I used to say, somewhat flippantly, that I had had more zen moments on a bicycle than on a zafu, but I don't know that I would try to claim that these days. Nevertheless, my practice energy has been a little diffuse this week, and a lot of this has to do with bicycle-related activities. On Tuesday I spent a couple of hours down at Ocean Beach at the start of the Tour of California; I waited by the sign-in stand, and had many of the world's best cyclists passing by a couple of feet away, so I happily took photos. The mood at events like this is always relaxed and upbeat. Simultaneously in Europe, the Giro d'Italia has been entertainingly unpredictable this year, and I have been watching streaming video of some of the stage finishes after breakfast instead of studying. Then today, just to prove that all conditioned phenomena are unreliable, there were potentially explosive allegations made by Floyd Landis about riders and doping practices.
If there is anyone reading this who is not regularly reading Trevor's blog, I wanted to highlight this excellent recent entry. There isn't much I could add to this; I had a similar conversation recently with someone, and I said that moving wasn't a problem, but I had to really insist before the other person believed me.
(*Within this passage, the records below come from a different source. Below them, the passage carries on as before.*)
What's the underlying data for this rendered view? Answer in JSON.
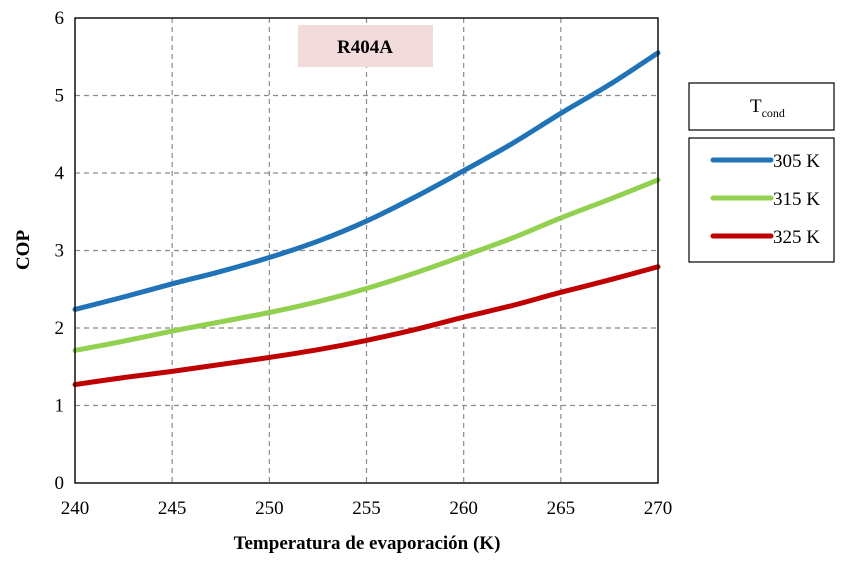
{
  "chart_data": {
    "type": "line",
    "title": "R404A",
    "xlabel": "Temperatura de evaporación (K)",
    "ylabel": "COP",
    "xlim": [
      240,
      270
    ],
    "ylim": [
      0,
      6
    ],
    "xticks": [
      "240",
      "245",
      "250",
      "255",
      "260",
      "265",
      "270"
    ],
    "yticks": [
      "0",
      "1",
      "2",
      "3",
      "4",
      "5",
      "6"
    ],
    "grid": true,
    "legend_position": "right",
    "legend_title_main": "T",
    "legend_title_sub": "cond",
    "x": [
      240,
      242.5,
      245,
      247.5,
      250,
      252.5,
      255,
      257.5,
      260,
      262.5,
      265,
      267.5,
      270
    ],
    "series": [
      {
        "name": "305 K",
        "color": "#1f73b6",
        "values": [
          2.24,
          2.4,
          2.57,
          2.73,
          2.91,
          3.12,
          3.38,
          3.69,
          4.03,
          4.38,
          4.77,
          5.14,
          5.55
        ]
      },
      {
        "name": "315 K",
        "color": "#92d050",
        "values": [
          1.71,
          1.83,
          1.96,
          2.08,
          2.2,
          2.34,
          2.51,
          2.71,
          2.93,
          3.16,
          3.42,
          3.66,
          3.91
        ]
      },
      {
        "name": "325 K",
        "color": "#c00000",
        "values": [
          1.27,
          1.36,
          1.44,
          1.53,
          1.62,
          1.72,
          1.84,
          1.98,
          2.14,
          2.29,
          2.46,
          2.62,
          2.79
        ]
      }
    ]
  }
}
The problem with deciding to write something here after dinner is that I can easily spend afternoon zazen polishing prose in my head, which I would call moving without moving. I have many ways of doing this. I might seem still from the outside, but there is a lot going on. I used to think that sitting zazen was a matter of parking my body on the cushion while I got to work on some mental afflictions - or more frequently, got carried away enjoying them - but eventually I figured out that the two things are related. A few years ago I started noticing how I would get a little tighter across the top of the chest whenever I started thinking, and I have had many occasions over recent years to feel how emotionally charged times lead to tension and pain, which for me manifests in the base of the spine and the hips. Right now my body is more or less settled, so I can work on some of the more subtle habit patterns, like noticing when my right shoulder moves forward and upward. I can also do this when I am riding my bike; if my ride is not too physically demanding, I can pay attention to lifting my chest and relaxing my shoulders as I pedal, and notice which muscles I am using as I climb a hill. Now that the sun has reappeared after the unseasonably late rain, I can look forward to some joyful moments out on the roads this weekend. And perhaps some joyful moments on the cushion before then.